Niekiedy nienawiść usiłuje się uzasadniać. Muzułmanie odbiorą gest papieża jako znak słabości i poddania się. Franciszek może i miał dobre intencje, ale oddał Kościołowi niedźwiedzią przysługę. A przecież sam papież wytłumaczył, o co mu chodziło: wszyscy jesteśmy dziećmi Boga, a ci, którzy dziś cierpią wskutek wojny i wypędzenia, zasługują na współczucie i pomoc.

Czy Franciszek wie, jak jest wykpiwany w katolickiej Polsce, którą ma wkrótce odwiedzić? Szydzą z niego nie tylko internetowe anonimowe trolle. Pogardliwe wypowiedzi można przeczytać także na portalach prawicowych, a nawet katolickich. Krytycy zdarzają się też wśród szeregowych księży. Hierarchia tak daleko się nie posuwa, co nie znaczy, że i wśród biskupów nie znajdziemy przeciwników linii obranej przez Franciszka.
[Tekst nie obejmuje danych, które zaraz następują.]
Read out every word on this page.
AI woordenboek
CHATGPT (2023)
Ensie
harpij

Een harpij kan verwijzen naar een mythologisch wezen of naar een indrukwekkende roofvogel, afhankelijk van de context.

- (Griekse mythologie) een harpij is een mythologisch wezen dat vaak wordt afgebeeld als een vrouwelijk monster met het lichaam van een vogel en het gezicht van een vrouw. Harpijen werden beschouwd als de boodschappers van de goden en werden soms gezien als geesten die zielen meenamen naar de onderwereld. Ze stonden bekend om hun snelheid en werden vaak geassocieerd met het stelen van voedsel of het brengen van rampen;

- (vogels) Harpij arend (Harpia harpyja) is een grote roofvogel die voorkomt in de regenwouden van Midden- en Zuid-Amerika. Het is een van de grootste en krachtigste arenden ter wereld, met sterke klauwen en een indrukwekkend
Polska to nie jest kraj dla katolików w stylu Franciszka. Kaczyński nazywający uchodźców nosicielami zarazków, premier Szydło dumna z tego, że Polska uchyla się od współpracy w łagodzeniu kryzysu migracyjnego. Zapewne oboje będą bezwstydnie całować papieski pierścień św. Piotra na palcu papieża, który uporczywie apeluje o miłosierdzie dla uciekinierów.

O. Rydzyk widzi w uchodźcach dowód wojny cywilizacji. Nie wystarczy modlitwa, by nas uratować przed zagrożeniem muzułmańskim. Trzeba „uszczelnić granice”. Gdy papież wzywa do budowy mostów, w Polsce politycy i duchowni wzywają do budowy murów. Czy powiedzą to w oczy Franciszkowi? Nie powiedzą, będą się obłudnie lansować na mszach papieskich, może nawet robić sobie selfies z ojcem świętym?
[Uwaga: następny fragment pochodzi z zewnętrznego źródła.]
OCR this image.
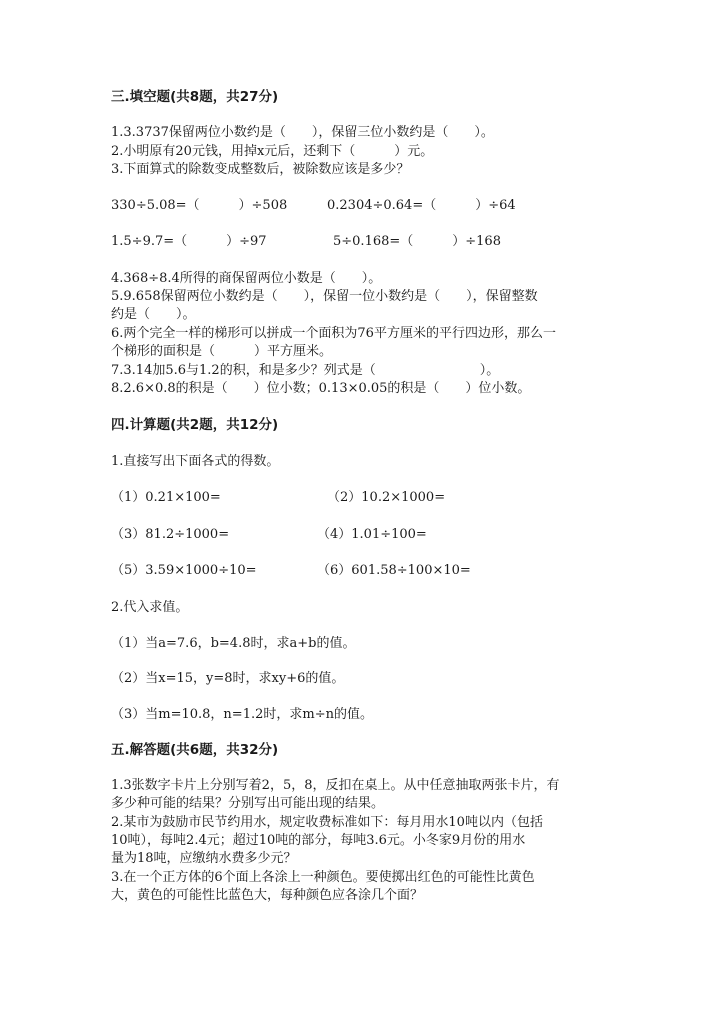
三.填空题(共8题，共27分)
1.3.3737保留两位小数约是（　　），保留三位小数约是（　　）。
2.小明原有20元钱，用掉x元后，还剩下（　　　）元。
3.下面算式的除数变成整数后，被除数应该是多少？
330÷5.08=（　　　）÷508	0.2304÷0.64=（　　　）÷64
1.5÷9.7=（　　　）÷97	5÷0.168=（　　　）÷168
4.368÷8.4所得的商保留两位小数是（　　）。
5.9.658保留两位小数约是（　　），保留一位小数约是（　　），保留整数
约是（　　）。
6.两个完全一样的梯形可以拼成一个面积为76平方厘米的平行四边形，那么一
个梯形的面积是（　　　）平方厘米。
7.3.14加5.6与1.2的积，和是多少？列式是（　　　　　　　　）。
8.2.6×0.8的积是（　　）位小数；0.13×0.05的积是（　　）位小数。
四.计算题(共2题，共12分)
1.直接写出下面各式的得数。
（1）0.21×100=	（2）10.2×1000=
（3）81.2÷1000=	（4）1.01÷100=
（5）3.59×1000÷10=	（6）601.58÷100×10=
2.代入求值。
（1）当a=7.6，b=4.8时，求a+b的值。
（2）当x=15，y=8时，求xy+6的值。
（3）当m=10.8，n=1.2时，求m÷n的值。
五.解答题(共6题，共32分)
1.3张数字卡片上分别写着2，5，8，反扣在桌上。从中任意抽取两张卡片，有
多少种可能的结果？分别写出可能出现的结果。
2.某市为鼓励市民节约用水，规定收费标准如下：每月用水10吨以内（包括
10吨），每吨2.4元；超过10吨的部分，每吨3.6元。小冬家9月份的用水
量为18吨，应缴纳水费多少元？
3.在一个正方体的6个面上各涂上一种颜色。要使掷出红色的可能性比黄色
大，黄色的可能性比蓝色大，每种颜色应各涂几个面？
Ale może się mylę. Może niektórzy się nawrócą na ewangelię miłości bliźniego i zobaczą w uchodźcach, nie tylko w chrześcijanach, ale i muzułmanach, bliźniego w potrzebie. Wizyta papieża w Polsce jest bardzo potrzebna właśnie dlatego, że Polska to nie jest kraj, gdzie się rozumie i ceni Franciszka tak, jak na to zasługuje.